The broad span of Stewart’s talk, entitled “The Ruins Lesson,” reflected her multifaceted academic background. Stewart, a professor of English who also teaches in Princeton’s Art and Archaeology Department, is the director of Princeton’s Society of Fellows in the Liberal Arts. In front of a crowd of roughly 40, Stewart drew from literature, such as Shakespearian sonnets and excerpts from old English prose, as well as from Italian prints and paintings to discuss the importance of ruins in the field of history. Stewart also linked humankind’s fascination with ruins to topics such as sexuality and nature and highlighted the role ruins have played in Western art and literature beyond their architectural value.

“The thematic of ruins has been explored far more than their aesthetic consequences,” Stewart said. “As we respond to ruins, we translate material into ideas.”

To support the connection between ruins and nature, Stewart showed various images from European history featuring nature emerging in conjunction with ruins. Stewart explained that the presence of ruins in art has enabled artists and observers to view the interplay between nature and human products.

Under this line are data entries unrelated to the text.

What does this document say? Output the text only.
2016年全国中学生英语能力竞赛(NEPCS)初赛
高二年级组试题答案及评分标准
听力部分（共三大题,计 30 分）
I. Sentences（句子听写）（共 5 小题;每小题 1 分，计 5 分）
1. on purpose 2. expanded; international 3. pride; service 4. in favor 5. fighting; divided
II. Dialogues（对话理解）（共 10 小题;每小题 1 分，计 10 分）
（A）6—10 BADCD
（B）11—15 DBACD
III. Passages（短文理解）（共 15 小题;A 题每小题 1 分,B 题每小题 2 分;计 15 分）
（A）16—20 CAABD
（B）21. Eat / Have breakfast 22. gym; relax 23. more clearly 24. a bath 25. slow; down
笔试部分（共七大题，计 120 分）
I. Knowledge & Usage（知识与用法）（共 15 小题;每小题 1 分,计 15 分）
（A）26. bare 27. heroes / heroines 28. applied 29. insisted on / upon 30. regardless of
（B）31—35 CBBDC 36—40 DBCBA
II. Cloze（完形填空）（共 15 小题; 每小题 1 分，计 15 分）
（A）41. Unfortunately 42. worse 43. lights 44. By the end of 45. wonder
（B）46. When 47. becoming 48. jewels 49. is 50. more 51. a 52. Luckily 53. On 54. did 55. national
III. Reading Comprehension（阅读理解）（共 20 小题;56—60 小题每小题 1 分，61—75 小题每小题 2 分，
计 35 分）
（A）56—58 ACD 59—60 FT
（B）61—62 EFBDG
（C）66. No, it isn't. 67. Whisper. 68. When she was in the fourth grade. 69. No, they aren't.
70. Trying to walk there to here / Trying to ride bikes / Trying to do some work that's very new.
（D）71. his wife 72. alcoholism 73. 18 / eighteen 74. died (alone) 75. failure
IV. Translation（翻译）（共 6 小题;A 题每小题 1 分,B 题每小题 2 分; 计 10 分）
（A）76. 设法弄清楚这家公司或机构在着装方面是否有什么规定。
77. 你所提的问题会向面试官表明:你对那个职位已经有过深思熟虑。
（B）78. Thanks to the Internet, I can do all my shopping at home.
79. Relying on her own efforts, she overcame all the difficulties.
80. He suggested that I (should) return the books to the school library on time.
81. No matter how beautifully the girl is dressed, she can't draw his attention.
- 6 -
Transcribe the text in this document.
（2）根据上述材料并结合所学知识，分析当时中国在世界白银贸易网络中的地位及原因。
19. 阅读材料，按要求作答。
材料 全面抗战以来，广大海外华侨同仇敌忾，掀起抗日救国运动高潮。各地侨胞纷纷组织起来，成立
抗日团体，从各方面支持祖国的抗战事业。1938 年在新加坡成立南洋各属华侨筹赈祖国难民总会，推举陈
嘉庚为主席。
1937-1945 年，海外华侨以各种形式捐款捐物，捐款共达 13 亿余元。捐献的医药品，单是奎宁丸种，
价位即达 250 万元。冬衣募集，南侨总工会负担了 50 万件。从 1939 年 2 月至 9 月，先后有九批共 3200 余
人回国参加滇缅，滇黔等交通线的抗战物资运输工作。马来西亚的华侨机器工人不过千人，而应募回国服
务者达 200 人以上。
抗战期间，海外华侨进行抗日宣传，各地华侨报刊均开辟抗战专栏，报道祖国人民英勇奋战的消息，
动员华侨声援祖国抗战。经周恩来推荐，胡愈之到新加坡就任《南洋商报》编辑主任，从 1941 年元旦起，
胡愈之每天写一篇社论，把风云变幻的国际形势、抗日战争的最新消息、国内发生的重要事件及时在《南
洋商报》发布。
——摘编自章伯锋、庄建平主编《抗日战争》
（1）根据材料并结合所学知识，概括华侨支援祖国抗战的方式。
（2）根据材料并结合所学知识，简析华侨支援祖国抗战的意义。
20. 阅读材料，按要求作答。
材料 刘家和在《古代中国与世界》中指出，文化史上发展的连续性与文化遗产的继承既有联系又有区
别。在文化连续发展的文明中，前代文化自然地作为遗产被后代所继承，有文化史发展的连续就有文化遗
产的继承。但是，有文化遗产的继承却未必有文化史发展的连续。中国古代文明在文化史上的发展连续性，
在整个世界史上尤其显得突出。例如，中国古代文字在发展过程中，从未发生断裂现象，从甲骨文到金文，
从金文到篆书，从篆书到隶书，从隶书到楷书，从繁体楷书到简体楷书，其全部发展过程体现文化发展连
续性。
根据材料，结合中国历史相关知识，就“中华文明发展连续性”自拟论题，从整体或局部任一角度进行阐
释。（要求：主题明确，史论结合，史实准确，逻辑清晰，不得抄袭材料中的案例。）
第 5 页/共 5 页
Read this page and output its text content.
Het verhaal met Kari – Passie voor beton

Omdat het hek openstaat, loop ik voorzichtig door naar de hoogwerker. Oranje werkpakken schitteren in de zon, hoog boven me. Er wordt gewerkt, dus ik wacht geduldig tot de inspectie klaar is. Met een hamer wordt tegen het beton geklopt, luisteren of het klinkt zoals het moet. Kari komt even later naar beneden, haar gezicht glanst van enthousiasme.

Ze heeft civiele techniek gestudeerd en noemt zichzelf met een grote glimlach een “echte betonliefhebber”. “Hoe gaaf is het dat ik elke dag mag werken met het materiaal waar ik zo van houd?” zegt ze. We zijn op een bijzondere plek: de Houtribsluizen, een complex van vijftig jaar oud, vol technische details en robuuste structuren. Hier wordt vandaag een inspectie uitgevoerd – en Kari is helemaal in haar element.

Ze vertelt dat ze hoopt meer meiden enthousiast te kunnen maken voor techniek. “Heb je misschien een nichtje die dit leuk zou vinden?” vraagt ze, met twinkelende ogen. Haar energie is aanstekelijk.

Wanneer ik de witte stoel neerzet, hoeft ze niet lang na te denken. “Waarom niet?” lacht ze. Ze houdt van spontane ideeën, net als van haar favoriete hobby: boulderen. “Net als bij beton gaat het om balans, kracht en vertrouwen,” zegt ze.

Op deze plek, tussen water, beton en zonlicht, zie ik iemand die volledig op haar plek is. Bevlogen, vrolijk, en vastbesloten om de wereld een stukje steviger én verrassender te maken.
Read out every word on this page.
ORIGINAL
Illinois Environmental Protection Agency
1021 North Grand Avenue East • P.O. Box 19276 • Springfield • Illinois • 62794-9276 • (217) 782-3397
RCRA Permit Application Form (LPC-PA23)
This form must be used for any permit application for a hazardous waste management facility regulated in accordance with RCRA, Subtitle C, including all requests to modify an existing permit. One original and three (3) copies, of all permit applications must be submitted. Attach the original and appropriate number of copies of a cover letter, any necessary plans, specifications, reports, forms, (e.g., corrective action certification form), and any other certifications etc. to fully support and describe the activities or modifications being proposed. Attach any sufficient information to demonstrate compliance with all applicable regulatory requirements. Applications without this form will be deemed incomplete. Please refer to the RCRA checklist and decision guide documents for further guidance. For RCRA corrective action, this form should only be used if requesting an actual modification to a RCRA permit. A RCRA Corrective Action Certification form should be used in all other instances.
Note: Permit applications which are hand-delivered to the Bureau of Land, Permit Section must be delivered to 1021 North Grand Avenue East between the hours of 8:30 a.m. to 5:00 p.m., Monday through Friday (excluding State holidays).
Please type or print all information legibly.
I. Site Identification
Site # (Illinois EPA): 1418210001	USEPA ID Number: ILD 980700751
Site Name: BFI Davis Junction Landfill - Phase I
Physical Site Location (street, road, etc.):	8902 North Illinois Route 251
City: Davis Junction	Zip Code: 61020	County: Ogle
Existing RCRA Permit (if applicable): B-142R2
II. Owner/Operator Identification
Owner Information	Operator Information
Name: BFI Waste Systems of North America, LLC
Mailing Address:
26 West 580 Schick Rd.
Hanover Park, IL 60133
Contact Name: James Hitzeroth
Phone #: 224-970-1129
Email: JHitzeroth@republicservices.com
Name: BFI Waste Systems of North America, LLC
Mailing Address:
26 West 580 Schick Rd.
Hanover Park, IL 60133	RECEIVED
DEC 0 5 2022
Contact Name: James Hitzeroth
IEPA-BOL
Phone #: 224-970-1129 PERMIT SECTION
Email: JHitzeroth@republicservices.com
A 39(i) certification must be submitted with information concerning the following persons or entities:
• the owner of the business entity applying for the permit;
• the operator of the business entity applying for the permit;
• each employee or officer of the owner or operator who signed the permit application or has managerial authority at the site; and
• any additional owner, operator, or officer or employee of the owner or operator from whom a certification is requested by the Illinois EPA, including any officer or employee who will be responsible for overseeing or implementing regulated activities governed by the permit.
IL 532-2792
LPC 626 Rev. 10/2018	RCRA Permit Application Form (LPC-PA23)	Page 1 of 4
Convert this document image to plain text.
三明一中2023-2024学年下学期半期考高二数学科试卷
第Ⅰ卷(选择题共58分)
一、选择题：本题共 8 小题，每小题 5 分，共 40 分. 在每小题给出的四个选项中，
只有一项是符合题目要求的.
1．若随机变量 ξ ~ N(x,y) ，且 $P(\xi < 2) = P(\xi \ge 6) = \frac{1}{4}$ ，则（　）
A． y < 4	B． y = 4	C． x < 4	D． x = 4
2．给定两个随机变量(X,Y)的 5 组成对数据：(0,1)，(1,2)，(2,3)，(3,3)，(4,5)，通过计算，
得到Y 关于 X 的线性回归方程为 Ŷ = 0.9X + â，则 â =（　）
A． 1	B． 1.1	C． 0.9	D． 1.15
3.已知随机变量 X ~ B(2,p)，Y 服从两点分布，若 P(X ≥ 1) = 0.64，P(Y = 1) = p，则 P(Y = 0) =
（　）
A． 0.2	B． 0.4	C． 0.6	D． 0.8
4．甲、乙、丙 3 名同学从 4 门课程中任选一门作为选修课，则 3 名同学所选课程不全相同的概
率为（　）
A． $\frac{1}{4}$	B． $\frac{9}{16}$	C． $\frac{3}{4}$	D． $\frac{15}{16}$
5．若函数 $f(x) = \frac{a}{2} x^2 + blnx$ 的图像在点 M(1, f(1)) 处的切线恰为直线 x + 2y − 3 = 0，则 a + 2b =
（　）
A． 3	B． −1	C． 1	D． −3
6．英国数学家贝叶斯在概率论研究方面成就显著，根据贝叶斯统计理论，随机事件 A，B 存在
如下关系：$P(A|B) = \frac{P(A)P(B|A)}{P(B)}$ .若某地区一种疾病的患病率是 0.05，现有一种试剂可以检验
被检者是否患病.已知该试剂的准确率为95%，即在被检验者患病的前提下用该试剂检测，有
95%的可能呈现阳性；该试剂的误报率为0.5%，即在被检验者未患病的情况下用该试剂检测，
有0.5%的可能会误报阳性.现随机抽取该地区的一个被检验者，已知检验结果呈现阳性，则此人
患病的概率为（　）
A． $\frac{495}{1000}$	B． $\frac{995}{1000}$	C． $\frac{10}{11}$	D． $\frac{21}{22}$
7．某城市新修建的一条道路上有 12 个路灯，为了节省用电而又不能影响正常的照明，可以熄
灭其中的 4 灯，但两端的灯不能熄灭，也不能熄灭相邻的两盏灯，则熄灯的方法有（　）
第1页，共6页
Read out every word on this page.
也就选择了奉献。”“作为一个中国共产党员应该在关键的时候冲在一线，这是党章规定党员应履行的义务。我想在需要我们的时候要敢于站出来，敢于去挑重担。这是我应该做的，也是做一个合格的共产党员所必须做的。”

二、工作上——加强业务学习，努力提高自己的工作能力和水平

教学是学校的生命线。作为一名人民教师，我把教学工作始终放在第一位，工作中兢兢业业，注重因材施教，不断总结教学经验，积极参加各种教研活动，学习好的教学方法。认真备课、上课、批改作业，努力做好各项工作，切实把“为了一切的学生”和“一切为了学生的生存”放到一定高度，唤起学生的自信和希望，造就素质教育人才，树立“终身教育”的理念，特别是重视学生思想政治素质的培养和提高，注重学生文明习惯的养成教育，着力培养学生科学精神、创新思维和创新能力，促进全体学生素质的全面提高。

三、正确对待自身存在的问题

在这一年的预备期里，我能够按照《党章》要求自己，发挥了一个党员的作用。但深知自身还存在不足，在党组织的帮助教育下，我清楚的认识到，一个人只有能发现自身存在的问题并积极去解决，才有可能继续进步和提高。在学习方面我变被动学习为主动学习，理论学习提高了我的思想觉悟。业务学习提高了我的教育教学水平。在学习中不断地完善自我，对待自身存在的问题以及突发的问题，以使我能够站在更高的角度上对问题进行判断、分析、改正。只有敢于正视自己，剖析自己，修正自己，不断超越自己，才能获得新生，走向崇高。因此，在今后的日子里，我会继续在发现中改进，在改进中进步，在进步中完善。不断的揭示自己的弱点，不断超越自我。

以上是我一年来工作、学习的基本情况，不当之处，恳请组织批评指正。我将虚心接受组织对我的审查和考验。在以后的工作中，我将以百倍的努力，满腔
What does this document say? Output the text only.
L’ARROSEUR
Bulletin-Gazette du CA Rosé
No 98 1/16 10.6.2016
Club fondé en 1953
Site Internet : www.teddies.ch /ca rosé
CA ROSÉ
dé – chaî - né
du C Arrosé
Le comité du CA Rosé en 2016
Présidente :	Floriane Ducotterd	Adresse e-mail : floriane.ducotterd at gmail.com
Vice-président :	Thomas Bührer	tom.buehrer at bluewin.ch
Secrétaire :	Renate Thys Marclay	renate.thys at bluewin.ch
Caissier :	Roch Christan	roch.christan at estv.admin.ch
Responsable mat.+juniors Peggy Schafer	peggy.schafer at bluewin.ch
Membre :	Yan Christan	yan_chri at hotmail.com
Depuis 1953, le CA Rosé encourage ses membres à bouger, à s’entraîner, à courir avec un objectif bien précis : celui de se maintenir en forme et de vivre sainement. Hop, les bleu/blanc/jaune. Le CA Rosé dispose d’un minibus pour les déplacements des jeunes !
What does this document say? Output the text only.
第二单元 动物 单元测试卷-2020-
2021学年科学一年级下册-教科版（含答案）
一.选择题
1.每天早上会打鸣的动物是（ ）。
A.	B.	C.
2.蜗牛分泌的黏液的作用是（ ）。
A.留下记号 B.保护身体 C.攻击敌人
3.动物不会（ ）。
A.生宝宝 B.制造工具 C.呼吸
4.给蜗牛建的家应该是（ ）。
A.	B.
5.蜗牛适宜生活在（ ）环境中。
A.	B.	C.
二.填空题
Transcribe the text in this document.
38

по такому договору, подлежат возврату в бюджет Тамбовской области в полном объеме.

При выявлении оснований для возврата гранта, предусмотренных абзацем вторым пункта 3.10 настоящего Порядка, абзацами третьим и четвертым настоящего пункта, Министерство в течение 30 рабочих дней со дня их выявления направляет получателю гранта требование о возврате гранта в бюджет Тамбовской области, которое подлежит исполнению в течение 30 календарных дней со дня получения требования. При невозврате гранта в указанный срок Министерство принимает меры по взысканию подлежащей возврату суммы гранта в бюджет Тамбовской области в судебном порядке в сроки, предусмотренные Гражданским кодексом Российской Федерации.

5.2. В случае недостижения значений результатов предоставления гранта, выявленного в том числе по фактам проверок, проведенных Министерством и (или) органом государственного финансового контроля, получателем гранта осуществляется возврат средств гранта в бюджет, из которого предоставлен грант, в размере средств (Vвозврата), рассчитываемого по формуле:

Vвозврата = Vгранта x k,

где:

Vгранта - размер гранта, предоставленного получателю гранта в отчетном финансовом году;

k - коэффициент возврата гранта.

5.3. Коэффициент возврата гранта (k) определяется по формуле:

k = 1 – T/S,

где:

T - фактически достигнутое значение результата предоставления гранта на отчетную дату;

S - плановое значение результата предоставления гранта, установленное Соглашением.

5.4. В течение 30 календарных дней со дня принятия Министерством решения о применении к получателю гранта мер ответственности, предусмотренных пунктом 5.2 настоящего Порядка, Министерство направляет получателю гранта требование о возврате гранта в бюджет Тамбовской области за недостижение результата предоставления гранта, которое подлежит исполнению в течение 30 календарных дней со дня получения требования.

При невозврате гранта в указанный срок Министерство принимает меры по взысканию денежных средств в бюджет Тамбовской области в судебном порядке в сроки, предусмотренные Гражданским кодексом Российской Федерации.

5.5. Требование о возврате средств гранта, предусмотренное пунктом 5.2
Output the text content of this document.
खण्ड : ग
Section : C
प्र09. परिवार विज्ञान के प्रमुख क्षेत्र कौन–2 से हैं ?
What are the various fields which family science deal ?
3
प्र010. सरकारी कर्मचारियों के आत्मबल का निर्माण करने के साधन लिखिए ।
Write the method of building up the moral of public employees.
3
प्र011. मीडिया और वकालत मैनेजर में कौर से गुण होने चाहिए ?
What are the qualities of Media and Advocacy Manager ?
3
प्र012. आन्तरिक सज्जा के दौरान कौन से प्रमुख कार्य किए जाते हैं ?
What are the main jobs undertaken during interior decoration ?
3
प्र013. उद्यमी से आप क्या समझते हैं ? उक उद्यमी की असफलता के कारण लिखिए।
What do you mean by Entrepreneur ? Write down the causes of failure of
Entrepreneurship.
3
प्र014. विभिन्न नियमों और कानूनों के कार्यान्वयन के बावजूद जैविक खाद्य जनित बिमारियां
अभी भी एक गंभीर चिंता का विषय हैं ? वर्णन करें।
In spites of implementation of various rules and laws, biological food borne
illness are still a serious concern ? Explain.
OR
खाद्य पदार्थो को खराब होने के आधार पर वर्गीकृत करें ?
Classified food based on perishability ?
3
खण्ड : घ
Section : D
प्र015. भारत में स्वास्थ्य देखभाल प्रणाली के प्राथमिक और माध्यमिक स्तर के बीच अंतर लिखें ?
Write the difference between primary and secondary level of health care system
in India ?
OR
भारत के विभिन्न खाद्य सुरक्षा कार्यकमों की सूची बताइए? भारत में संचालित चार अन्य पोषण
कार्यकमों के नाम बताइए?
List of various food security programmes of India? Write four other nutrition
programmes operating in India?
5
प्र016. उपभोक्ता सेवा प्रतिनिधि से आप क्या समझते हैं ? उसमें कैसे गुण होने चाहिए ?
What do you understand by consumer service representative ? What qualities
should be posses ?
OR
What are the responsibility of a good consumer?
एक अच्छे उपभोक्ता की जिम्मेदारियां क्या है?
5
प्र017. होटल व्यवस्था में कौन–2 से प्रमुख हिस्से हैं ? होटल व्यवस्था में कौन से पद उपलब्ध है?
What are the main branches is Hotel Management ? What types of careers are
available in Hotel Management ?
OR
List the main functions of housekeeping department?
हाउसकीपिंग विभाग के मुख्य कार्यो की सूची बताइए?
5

Stewart remarked on the philosophical value of ruins — examining ruins enables people to change the way they think about the world, she said.

Stewart’s talk relates to her current research, which focuses on the way ruins were regarded during transitional points in history. Investigation into the historical significance of ruins is a worthwhile task for any academic in the humanities because it has broad consequences for a variety of fields, she noted, as it raises questions of form and meaning.

Gary Tomlinson, director of the Whitney Humanities Center, said that he considers Stewart “a philosopher of poetic and artistic creativity.”

Eve Houghton ’17, who attended the lecture, said she enjoyed Stewart’s ability to connect ruins to art. English professor Ben Glaser, who delivered the introductory remarks, said that reading Stewart’s perspectives reminds him of the way poets envision the world.

“I thought it was a fascinating tracing of the idea of ruins in poetry,” Houghton said.

Stewart’s most recent book, “The Poet’s Freedom: A Notebook on Making,” was published by University of Chicago Press in 2011.